Home

Men encouraged to assist spouses in checking breast cancer lumps

Reading Time: 2 minutes

Limpopo’s Health MEC Phophi Ramathuba has encouraged men to assist in checking if their spouses could have breast cancer.

Ramathuba has launched the provincial breast cancer awareness month in Polokwane with a special focus on the role of men in preventing the disease.

She says many women choose to ignore the signs and silently endure the pain, which is why men need to be vigilant.

“We are saying to you, you know the breast of your spouse better than any other person and it is through you that we can be able to utilise you to say, during that period when you are involved in your intimacy, please assist us in examining the breast. You can tell us that this breast is no longer normal. When you see that the skin is peeling and pick up that there is a lump. We will be able to pick up the breast cancer at an early stage.”

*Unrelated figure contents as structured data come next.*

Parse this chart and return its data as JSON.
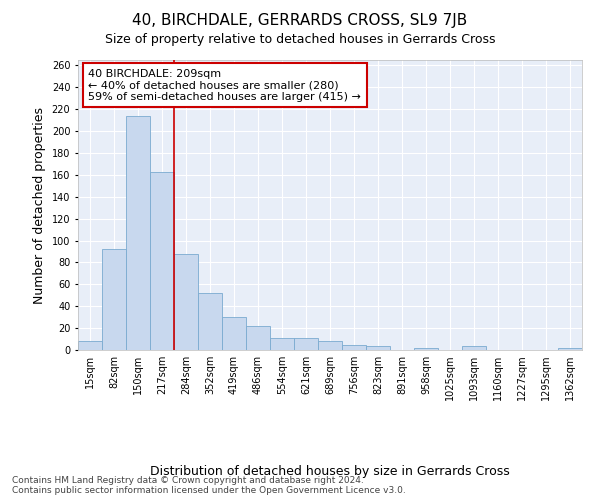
{
  "title": "40, BIRCHDALE, GERRARDS CROSS, SL9 7JB",
  "subtitle": "Size of property relative to detached houses in Gerrards Cross",
  "xlabel": "Distribution of detached houses by size in Gerrards Cross",
  "ylabel": "Number of detached properties",
  "categories": [
    "15sqm",
    "82sqm",
    "150sqm",
    "217sqm",
    "284sqm",
    "352sqm",
    "419sqm",
    "486sqm",
    "554sqm",
    "621sqm",
    "689sqm",
    "756sqm",
    "823sqm",
    "891sqm",
    "958sqm",
    "1025sqm",
    "1093sqm",
    "1160sqm",
    "1227sqm",
    "1295sqm",
    "1362sqm"
  ],
  "values": [
    8,
    92,
    214,
    163,
    88,
    52,
    30,
    22,
    11,
    11,
    8,
    5,
    4,
    0,
    2,
    0,
    4,
    0,
    0,
    0,
    2
  ],
  "bar_color": "#c8d8ee",
  "bar_edge_color": "#7aaad0",
  "vline_x": 3.5,
  "vline_color": "#cc0000",
  "annotation_text": "40 BIRCHDALE: 209sqm\n← 40% of detached houses are smaller (280)\n59% of semi-detached houses are larger (415) →",
  "annotation_box_color": "#ffffff",
  "annotation_box_edge": "#cc0000",
  "ylim": [
    0,
    265
  ],
  "yticks": [
    0,
    20,
    40,
    60,
    80,
    100,
    120,
    140,
    160,
    180,
    200,
    220,
    240,
    260
  ],
  "footer_text": "Contains HM Land Registry data © Crown copyright and database right 2024.\nContains public sector information licensed under the Open Government Licence v3.0.",
  "bg_color": "#e8eef8",
  "grid_color": "#ffffff",
  "title_fontsize": 11,
  "subtitle_fontsize": 9,
  "ylabel_fontsize": 9,
  "xlabel_fontsize": 9,
  "tick_fontsize": 7,
  "annotation_fontsize": 8,
  "footer_fontsize": 6.5
}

The Health Department has also encouraged men to go for regular breast and prostate cancer screenings.

Breast cancer survivor Bobby Were says he was diagnosed in 2008 and underwent more than five years of treatment.

“I had a mastectomy and chemotherapy, as well as six weeks of radiation, and then followed by five years of tamoxifen pills, which were hormone blockers and I could have saved myself a lot of bother had I gone and had it checked when I first felt a lump. But because we believe that guys don’t get it, because cancer is not painful when it starts. I left it and left it and left it. I have lymphedema now, one arm is bigger than the other. I have to go for drainage therapy, which is not painful, but it’s uncomfortable.”